WELLINGTON, New Zealand (AP) — From Sunday, workers at the main United States base in Antarctica will no longer be able to walk into a bar and order a beer, after the U.S. federal agency that oversees the research program decided to stop serving alcohol. McMurdo Station will not be going entirely dry, the National Science Foundation confirmed. Researchers and support staff will still be able to buy a weekly ration of alcohol from the station store. But the policy shift could prove significant because the bars have been central to social life in the isolated environment.
The changes come as concerns grow that sexual misconduct has been allowed to flourish at McMurdo. An investigation by The Associated Press last month uncovered a pattern of women who said their claims of harassment or assault were minimized by their employers, often leading to them or others being put in further danger.
In some of the cases outlined by the AP, alcohol played a role. But the NSF told the AP the changes involving alcohol were related to morale and welfare at the base, and were not aimed at preventing sexual harassment or assault.

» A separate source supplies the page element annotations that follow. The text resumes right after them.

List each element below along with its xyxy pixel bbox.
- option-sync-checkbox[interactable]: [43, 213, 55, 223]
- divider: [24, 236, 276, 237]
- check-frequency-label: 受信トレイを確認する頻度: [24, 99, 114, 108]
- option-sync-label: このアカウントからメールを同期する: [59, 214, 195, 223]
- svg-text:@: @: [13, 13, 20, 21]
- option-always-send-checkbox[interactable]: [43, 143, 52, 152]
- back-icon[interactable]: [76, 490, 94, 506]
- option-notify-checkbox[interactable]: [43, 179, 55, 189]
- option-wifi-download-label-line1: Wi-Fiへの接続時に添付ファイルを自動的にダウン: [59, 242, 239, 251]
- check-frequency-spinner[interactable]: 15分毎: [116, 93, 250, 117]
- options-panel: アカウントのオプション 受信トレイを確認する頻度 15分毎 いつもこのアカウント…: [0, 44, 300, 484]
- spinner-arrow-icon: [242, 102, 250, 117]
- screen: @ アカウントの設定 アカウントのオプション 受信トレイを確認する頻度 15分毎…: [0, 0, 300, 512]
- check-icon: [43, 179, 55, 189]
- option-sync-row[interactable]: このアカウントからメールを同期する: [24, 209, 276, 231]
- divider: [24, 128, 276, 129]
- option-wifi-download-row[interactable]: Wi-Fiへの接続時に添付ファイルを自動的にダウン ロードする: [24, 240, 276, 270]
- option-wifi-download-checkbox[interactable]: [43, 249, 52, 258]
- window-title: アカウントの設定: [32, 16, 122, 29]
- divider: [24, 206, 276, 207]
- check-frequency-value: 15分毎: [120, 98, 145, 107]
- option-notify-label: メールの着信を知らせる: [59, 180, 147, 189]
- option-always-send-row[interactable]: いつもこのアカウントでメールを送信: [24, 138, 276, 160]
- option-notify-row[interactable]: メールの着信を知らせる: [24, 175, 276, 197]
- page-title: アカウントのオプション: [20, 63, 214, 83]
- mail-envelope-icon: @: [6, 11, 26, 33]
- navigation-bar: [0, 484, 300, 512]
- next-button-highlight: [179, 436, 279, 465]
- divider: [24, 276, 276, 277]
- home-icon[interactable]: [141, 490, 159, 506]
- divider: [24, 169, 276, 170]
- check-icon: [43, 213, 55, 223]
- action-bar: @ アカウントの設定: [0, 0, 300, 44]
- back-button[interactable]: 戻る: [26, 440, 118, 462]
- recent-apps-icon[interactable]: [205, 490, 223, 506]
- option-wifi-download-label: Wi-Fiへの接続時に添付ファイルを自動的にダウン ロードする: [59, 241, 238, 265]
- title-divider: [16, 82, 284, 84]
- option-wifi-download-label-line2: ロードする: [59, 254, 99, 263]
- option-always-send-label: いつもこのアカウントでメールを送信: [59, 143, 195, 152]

Under the new rules taking effect Sunday, workers will be able to order only alcohol-free drinks at McMurdo’s two main bars, Southern Exposure and Gallagher’s. They will still be able to bring their own alcohol to drink at the bars. A third venue which also served alcohol, the Coffee House, will become entirely alcohol-free but will now stay open for workers to visit any time of the day or night.
The current alcohol ration allows Antarctic workers to buy up to the equivalent of 18 beers each week, or three bottles of wine, or a 750 milliliter (25 ounce) bottle of spirits. The NSF said it’s also instituting several new measures during the current southern hemisphere spring and upcoming summer that are aimed at preventing sexual harassment and assault at the base, where typically around 70% of workers are men. These include enhanced training, a new survey to collect data and monitor trends, and visits to the ice from experts.
Karen Marrongelle, the NSF’s chief operating officer, said it was committed to ensuring a safe environment wherever science or education was conducted. “We will not rest until we are confident that every member of the Antarctic community feels safe and supported,” she said in a statement.
The NSF published a report in 2022 in which 59% of women said they’d experienced harassment or assault while on the ice, and 72% of women said such behavior was a problem in Antarctica. Last year, the NSF created an office to deal with such complaints, provided a confidential victim’s advocate, and established a 24-hour helpline.
The AP investigation found a pattern of problems at McMurdo. One woman who reported a colleague had groped her was made to work alongside him again. Another woman who told her employer she was sexually assaulted was fired two months later. Another woman said bosses at the base downgraded her allegations from rape to harassment.